Project Abstract
Background & Significance: Approximately 20% of US households do not speak English at home based on
the most recent census data. These persons may have limited English proficiency at a level that affects their
ability to communicate during a healthcare encounter. Across the lifespan, research has demonstrated that when
hospitalized, compared to English speakers people with limited English proficiency have worse and inequitable
outcomes. These include higher rates of adverse events, higher rates of harm from adverse events, increased
risk for hospital readmission from any point after discharge, delays getting surgery, and longer lengths of stay.
Because all of these outcomes are sensitive to hospital nursing practices, hospital-based nurses have the
potential to improve these outcomes. Previous research by the study’s team, however, has demonstrated that
research has not examined how to optimize hospital nurses’ work with persons with limited English proficiency.
Purpose: This formative multiple methods research study will generate detailed data about hospital nurses’
practices accessing language access services and help enhance our understanding of where practice associated
inequities may occur. Setting: The proposed study will take place in the New York University Langone Health
System—a four hospital urban-suburban system serving a linguistically diverse population. Methods: A narrative
qualitative analysis will explore how hospital-based nurses describe their approaches to surveillance with LEP
patients. Using purposive and stratified sampling approaches, we will recruit nurses who practice in diverse
settings (e.g. ICU, medical-surgical, obstetrics, emergency department, pediatrics, psychiatry, and perioperative)
to participate in semi-structured interviews for a total sample of n=94 (range of 22-32 participants/hospital).
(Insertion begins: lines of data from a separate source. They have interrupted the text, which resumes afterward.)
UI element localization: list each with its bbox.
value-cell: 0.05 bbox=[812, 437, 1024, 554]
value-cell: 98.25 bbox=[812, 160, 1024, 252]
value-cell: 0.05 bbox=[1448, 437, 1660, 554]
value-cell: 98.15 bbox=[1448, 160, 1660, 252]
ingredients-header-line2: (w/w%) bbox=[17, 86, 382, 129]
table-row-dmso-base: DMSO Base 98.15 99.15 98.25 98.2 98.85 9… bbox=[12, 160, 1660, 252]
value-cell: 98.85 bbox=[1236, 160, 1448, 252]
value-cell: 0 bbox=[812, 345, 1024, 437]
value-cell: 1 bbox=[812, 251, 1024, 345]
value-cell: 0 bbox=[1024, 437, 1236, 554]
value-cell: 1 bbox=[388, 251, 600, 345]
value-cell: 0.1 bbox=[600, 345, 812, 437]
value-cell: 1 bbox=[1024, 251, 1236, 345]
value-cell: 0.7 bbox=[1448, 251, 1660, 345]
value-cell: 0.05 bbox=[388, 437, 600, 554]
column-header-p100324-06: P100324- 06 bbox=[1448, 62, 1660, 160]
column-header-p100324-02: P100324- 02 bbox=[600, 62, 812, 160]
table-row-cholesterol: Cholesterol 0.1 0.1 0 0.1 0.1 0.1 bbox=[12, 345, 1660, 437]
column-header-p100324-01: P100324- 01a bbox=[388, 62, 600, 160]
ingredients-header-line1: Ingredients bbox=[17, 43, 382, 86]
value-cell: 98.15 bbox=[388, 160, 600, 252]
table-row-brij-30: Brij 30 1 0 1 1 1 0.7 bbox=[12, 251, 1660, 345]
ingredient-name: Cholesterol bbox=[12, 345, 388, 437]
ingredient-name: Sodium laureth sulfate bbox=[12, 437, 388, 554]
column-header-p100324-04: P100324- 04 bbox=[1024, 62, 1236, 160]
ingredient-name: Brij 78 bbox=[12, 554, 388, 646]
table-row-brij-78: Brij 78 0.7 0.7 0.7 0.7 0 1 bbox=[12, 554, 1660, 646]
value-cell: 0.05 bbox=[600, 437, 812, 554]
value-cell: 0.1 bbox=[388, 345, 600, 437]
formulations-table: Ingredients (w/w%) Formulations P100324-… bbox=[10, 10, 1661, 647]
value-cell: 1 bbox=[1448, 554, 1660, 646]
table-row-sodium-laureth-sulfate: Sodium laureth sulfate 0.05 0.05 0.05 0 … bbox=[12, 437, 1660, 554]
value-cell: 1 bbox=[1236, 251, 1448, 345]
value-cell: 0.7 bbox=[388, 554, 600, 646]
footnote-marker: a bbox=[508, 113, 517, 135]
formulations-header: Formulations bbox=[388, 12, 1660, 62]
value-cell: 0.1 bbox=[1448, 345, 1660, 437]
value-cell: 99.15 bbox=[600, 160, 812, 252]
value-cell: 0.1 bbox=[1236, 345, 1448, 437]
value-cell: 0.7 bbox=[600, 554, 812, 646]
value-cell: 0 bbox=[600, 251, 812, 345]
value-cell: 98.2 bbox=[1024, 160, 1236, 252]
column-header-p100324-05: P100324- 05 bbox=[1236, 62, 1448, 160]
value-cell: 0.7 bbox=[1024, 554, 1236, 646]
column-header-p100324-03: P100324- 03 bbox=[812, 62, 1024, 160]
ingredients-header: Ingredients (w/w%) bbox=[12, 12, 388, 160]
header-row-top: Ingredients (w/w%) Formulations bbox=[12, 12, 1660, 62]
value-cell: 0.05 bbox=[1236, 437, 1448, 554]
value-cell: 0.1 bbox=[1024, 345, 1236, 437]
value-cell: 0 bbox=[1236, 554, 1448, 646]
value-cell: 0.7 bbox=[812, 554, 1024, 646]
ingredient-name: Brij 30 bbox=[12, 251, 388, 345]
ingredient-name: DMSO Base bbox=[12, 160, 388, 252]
Simultaneously, using standardized approaches we will develop, pilot test, and psychometrically evaluate an
instrument designed to measure nurses’ practices accessing and implementing language services in hospital
settings. The goal of the instrument is to assess nurses’ clinical practices with limited English proficiency persons
to identify opportunities for practice improvement interventions that can improve their outcomes. Implications:
Overall, the study will produce the foundational data needed for the next phase of the work: 1) Development of
an organizational intervention to improve nursing practice with LEP patients and 2) the ability to link self-reported
practices to patient electronic health record data to study the practice-outcome link. The study addresses the
research priorities of the National Institute for Nursing Research in the areas of health equity, the social
determinants of health, and systems and models of care.